Now she said she was getting ready to consider doing it again, and
I replied, like an idiot, something to the effect that I'll believe
it when I see it.
Larry offered an alternative script, giving us the lines that, in
his view, we might more profitably have spoken. I was to compliment
her on making this overture to an advance, and if I still needed to
express skepticism, she was to show that she understood my feeling
'vulnerable' because I'd been starved for sexual affection. Larry
then asked what I thought would happen if Anne had replied that
way. Feeling the old obligation to speak the truth in therapy, I
took a deep breath and said that his suggestions had nothing to do
with life as it is lived; that he was trying to indoctrinate us to
talk the new, totalitarian Empathy Speak.
'Are you really against empathy?' he asked, somewhat
incredulously.
'I am, yes -- '
'You see?' Anne said. 'You see what I have to put up with?'
I went on to say that I was for sympathy, that old-fashioned term.
The people I admire most, like two friends of mine, both in their
70s, operate out of a moral code older than empathy that
acknowledges that the gap between two souls can never be entirely
bridged.

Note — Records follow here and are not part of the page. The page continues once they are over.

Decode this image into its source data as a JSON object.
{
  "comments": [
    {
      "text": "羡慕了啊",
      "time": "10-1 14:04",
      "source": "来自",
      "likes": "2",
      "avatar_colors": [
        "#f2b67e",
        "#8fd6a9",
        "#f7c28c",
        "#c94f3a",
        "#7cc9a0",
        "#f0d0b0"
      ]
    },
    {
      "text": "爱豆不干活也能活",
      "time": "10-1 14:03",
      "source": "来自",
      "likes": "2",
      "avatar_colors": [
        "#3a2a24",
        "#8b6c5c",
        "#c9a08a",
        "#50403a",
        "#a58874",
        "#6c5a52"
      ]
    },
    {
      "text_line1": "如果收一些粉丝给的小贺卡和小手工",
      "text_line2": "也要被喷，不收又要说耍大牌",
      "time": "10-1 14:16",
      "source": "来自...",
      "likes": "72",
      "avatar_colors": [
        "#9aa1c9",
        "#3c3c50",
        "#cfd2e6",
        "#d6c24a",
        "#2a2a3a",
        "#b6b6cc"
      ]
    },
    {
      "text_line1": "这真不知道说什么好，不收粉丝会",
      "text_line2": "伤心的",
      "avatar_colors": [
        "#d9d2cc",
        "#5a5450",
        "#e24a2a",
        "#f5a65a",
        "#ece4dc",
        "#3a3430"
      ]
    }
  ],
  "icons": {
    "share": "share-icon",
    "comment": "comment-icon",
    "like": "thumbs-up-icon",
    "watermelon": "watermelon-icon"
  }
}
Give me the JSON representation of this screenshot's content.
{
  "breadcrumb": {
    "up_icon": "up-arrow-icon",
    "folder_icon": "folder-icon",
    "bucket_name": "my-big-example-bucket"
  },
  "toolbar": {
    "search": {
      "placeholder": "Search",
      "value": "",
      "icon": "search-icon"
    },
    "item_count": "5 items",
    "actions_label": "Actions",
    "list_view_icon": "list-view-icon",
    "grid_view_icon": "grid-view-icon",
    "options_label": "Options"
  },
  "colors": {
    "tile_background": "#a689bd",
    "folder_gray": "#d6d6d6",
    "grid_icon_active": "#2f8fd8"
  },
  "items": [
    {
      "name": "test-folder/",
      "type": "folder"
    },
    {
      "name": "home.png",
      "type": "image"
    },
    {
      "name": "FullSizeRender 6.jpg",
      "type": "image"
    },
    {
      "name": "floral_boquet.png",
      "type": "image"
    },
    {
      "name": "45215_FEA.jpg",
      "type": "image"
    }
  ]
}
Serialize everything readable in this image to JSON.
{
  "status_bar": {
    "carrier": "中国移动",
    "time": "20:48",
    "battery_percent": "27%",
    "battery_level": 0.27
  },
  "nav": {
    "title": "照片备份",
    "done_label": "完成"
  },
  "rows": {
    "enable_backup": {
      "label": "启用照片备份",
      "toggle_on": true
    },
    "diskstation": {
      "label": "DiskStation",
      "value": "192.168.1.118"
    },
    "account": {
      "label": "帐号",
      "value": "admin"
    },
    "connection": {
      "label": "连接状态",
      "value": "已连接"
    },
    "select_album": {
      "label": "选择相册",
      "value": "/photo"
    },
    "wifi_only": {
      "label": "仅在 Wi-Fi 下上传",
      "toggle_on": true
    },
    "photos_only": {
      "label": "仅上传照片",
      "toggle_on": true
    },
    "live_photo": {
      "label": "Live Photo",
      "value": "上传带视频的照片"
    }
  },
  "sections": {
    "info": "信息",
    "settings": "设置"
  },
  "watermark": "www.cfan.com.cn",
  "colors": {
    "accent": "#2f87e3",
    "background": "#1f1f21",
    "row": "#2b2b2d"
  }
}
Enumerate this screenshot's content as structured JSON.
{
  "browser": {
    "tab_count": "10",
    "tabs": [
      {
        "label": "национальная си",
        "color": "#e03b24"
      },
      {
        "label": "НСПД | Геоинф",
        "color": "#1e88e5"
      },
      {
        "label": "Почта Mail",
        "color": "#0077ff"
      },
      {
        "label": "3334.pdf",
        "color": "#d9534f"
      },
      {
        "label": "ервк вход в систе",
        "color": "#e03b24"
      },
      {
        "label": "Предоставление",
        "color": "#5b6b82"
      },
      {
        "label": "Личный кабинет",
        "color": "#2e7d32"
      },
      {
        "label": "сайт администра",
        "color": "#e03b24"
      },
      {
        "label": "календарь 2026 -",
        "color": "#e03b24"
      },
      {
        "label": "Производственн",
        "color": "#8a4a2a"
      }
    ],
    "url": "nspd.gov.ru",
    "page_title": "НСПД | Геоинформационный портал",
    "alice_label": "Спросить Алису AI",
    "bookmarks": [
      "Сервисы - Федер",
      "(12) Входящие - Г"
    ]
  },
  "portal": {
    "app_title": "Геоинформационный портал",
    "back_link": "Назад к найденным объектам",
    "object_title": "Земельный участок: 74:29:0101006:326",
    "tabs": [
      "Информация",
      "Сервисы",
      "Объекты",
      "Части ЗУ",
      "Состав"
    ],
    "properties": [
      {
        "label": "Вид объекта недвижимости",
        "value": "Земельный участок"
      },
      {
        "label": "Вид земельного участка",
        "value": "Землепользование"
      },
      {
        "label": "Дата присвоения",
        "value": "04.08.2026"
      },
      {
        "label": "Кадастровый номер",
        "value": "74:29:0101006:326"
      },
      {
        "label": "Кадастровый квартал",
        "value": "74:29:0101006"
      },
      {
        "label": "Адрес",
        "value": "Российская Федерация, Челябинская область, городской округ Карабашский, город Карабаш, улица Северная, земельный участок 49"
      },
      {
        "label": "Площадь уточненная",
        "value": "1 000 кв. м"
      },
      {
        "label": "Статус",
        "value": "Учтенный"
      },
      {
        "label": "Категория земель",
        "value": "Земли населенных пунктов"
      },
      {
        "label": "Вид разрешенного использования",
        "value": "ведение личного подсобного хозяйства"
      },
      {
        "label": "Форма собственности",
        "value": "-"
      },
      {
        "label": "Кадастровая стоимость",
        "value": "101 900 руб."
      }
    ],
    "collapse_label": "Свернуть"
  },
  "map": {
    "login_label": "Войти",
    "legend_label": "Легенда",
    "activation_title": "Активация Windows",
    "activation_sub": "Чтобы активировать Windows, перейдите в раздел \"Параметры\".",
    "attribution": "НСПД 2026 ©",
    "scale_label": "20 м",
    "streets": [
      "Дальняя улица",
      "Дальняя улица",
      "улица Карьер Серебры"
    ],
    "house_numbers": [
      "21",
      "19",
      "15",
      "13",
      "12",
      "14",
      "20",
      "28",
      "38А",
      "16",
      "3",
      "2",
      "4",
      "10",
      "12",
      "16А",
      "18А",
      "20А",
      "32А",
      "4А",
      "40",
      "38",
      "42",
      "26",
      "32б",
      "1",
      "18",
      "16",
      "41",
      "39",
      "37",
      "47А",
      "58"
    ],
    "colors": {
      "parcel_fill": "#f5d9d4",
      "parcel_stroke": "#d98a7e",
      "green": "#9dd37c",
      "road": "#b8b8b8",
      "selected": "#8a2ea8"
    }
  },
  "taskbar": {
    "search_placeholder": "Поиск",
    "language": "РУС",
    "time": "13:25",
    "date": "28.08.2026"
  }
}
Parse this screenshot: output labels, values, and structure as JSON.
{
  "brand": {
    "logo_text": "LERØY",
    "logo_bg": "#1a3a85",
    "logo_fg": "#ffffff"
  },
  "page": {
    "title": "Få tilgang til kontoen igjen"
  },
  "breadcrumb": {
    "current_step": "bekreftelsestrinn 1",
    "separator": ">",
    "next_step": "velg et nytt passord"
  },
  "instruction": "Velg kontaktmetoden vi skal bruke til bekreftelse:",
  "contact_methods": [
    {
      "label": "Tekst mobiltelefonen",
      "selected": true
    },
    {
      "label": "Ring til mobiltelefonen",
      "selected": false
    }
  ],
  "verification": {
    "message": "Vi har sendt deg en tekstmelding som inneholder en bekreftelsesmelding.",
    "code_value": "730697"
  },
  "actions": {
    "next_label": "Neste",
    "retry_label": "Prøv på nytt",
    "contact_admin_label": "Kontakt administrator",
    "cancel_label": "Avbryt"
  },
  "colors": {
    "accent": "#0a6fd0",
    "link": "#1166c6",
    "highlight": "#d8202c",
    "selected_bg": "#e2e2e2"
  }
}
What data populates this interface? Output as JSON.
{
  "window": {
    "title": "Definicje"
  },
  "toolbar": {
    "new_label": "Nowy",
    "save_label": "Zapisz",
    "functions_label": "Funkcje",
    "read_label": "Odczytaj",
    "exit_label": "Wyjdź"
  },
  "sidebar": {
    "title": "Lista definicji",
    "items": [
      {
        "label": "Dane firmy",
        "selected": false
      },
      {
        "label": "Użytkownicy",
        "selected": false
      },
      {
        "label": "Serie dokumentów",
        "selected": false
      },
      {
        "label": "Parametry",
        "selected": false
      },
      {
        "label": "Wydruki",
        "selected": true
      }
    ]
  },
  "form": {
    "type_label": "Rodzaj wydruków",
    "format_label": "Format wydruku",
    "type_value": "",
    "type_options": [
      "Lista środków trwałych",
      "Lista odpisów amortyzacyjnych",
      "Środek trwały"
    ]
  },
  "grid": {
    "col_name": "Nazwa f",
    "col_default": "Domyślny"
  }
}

Nor should it. I thought of my old professor, Lionel
Trilling, who questioned D.H. Lawrence's hunger for total honesty
by saying: 'Why should two people have no secrets from each other?'
On the other hand, there is much in the present culture that
promotes an exaggerated or false empathy, like the figure of the
talk show host, the Great Listener -- Oprah or Geraldo -- whom I
consider dangerous.
As you might imagine, this did not go over well. I saw that my
attempts to explain myself were perceived as inappropriately
'academic,' therefore cold, removed from emotions and the business
at hand. (Interesting that therapy today has that anti-intellectual
edge. This is no place to start thinking.)